Why H J, Meany B T, Richardson P J, Olsen E G, Bowles N E, Cunningham L, Freeke C A, Archard L C
Cardiac Department, King's College Hospital, Denmark Hill, London, UK.
Circulation. 1994 Jun;89(6):2582-9. doi: 10.1161/01.cir.89.6.2582.
Enteroviral RNA sequences have been demonstrated in the myocardium of patients with myocarditis or dilated cardiomyopathy from presentation to end-stage disease. The prognosis of heart muscle disease has not previously been evaluated in relation to the detection of enterovirus in myocardial biopsy tissue.

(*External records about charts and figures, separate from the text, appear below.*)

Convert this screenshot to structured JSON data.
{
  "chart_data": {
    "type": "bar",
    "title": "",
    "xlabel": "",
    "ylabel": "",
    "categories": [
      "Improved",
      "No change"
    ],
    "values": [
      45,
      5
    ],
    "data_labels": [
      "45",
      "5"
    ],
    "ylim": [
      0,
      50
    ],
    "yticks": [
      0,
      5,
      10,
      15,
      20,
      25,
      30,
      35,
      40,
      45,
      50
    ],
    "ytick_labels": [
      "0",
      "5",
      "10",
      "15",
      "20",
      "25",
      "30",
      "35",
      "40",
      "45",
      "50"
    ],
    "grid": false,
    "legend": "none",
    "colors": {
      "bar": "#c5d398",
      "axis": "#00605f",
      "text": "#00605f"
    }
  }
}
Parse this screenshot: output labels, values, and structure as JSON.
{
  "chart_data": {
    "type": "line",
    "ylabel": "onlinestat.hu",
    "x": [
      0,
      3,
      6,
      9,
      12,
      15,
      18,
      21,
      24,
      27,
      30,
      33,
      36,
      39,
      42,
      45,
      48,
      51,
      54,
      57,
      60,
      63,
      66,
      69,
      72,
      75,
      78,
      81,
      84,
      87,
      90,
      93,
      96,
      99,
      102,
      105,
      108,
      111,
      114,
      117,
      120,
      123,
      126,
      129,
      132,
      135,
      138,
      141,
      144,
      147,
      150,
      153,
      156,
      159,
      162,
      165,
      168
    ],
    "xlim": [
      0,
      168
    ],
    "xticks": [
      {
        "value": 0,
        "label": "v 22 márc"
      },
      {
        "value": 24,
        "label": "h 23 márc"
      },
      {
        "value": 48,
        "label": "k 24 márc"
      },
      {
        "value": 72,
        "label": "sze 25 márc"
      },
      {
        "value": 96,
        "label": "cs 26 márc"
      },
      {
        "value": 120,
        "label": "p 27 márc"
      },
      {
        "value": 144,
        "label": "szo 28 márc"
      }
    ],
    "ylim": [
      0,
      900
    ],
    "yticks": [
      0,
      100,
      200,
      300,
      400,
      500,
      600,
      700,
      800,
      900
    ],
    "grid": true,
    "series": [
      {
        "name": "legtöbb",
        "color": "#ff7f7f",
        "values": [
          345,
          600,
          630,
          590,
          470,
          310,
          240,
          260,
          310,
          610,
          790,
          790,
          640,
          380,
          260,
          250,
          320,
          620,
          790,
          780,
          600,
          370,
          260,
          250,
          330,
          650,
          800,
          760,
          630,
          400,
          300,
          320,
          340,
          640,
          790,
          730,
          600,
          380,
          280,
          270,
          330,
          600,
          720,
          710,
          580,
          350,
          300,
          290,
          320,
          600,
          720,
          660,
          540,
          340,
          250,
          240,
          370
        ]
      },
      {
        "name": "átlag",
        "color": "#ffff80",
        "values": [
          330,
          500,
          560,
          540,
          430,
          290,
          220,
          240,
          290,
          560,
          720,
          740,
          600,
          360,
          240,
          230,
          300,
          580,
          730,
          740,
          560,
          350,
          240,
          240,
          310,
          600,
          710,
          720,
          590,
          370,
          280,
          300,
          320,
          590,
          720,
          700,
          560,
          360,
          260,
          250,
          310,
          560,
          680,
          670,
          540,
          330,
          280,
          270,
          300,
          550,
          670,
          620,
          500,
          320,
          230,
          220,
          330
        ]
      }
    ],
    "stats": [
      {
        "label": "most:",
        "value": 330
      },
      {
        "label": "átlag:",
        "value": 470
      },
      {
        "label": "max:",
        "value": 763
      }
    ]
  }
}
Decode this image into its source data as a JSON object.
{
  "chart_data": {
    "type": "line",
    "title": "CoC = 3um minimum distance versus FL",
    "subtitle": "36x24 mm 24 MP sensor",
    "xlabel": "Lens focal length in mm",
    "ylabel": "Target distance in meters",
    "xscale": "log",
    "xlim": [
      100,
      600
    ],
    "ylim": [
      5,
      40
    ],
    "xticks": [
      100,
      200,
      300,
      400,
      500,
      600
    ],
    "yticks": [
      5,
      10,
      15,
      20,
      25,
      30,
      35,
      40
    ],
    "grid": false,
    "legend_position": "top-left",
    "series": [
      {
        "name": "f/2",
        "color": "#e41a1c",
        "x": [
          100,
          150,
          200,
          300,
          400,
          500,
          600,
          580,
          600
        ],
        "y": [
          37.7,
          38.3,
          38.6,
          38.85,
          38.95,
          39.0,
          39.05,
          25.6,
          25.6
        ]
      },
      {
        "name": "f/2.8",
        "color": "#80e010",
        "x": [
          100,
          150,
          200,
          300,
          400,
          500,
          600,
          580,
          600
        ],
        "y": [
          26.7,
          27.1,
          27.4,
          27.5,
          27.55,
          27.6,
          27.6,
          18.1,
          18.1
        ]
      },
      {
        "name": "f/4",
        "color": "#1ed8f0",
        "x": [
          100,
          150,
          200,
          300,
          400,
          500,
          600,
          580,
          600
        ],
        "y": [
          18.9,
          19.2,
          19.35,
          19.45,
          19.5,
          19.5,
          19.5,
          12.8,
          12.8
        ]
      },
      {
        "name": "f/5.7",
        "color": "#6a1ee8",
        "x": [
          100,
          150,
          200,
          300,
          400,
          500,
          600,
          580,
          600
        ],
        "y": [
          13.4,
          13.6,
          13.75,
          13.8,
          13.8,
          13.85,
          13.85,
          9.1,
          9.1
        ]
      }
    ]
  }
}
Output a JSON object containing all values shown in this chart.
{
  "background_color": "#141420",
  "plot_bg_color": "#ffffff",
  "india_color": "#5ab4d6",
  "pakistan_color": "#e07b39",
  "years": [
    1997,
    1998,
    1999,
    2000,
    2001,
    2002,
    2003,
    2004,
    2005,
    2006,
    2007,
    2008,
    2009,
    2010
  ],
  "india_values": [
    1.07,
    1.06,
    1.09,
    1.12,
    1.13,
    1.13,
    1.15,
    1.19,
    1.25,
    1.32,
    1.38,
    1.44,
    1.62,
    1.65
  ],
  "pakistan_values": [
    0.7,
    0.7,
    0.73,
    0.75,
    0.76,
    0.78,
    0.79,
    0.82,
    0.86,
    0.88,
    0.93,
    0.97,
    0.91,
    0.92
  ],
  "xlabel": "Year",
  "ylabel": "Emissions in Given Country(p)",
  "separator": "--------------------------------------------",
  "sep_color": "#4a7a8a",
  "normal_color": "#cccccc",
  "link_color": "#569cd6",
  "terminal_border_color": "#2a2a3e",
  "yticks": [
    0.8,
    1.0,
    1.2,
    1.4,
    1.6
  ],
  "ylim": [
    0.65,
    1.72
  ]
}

We studied 123 consecutive patients with heart muscle disease prospectively. Multiple endomyocardial biopsy samples taken from all patients during diagnostic cardiac catheterization were classified histologically and were examined for enteroviral RNA by use of an enterovirus group-specific hybridization probe. Three enterovirus-negative patients with cardiac amyloidosis were excluded from subsequent analysis. Enteroviral RNA sequences were detectable in 41 (34%) of the remaining 120 patients (group A), while 79 (66%) had no virus detected (group B). The groups did not differ significantly in age, sex, symptomatic presentation, or hemodynamic characteristics; duration of symptoms was significantly shorter in group A (7.8 +/- 9.6 versus 14.9 +/- 19.0 months, P < .05). At follow-up (mean, 25 months; range, 11 to 50 months), patients from group A had an increased mortality compared with those in group B (25% versus 4%, respectively; P = .02). Mortality was also statistically greater in patients with symptomatic cardiac failure (P = .02), those with elevated left ventricular end-diastolic pressures (P = .03), and those in New York Heart Association functional classes III and IV (P = .05). Multivariate regression analysis, however, showed that only the presence of enterovirus RNA and symptomatic heart failure were of independent prognostic value.
These data demonstrate that the detection of enterovirus RNA in the myocardium of patients with heart muscle disease at the time of initial investigation is associated with an adverse prognosis and that the presence of enterovirus RNA is an independent predictor of clinical outcome.
从心肌炎或扩张型心肌病患者发病至疾病终末期,心肌中均已检测到肠道病毒RNA序列。此前尚未就心肌活检组织中肠道病毒的检测情况对心肌疾病的预后进行评估。
我们对123例连续性心肌疾病患者进行了前瞻性研究。在诊断性心导管检查期间,从所有患者采集的多个心内膜心肌活检样本进行了组织学分类,并使用肠道病毒组特异性杂交探针检测肠道病毒RNA。3例肠道病毒阴性的心脏淀粉样变性患者被排除在后续分析之外。其余120例患者中,41例(34%)可检测到肠道病毒RNA序列(A组),79例(66%)未检测到病毒(B组)。两组在年龄、性别、症状表现或血流动力学特征方面无显著差异;A组症状持续时间明显短于B组(分别为7.8±9.6个月和14.9±19.0个月,P<0.05)。随访(平均25个月;范围11至50个月)时,A组患者的死亡率高于B组(分别为25%和4%;P = 0.02)。有症状性心力衰竭的患者(P = 0.02)、左心室舒张末期压力升高的患者(P = 0.03)以及纽约心脏协会功能分级为III级和IV级的患者(P = 0.05),其死亡率在统计学上也更高。然而,多因素回归分析显示,只有肠道病毒RNA的存在和有症状性心力衰竭具有独立的预后价值。
这些数据表明,在初始研究时,心肌疾病患者心肌中肠道病毒RNA的检测与不良预后相关,且肠道病毒RNA的存在是临床结局的独立预测因素。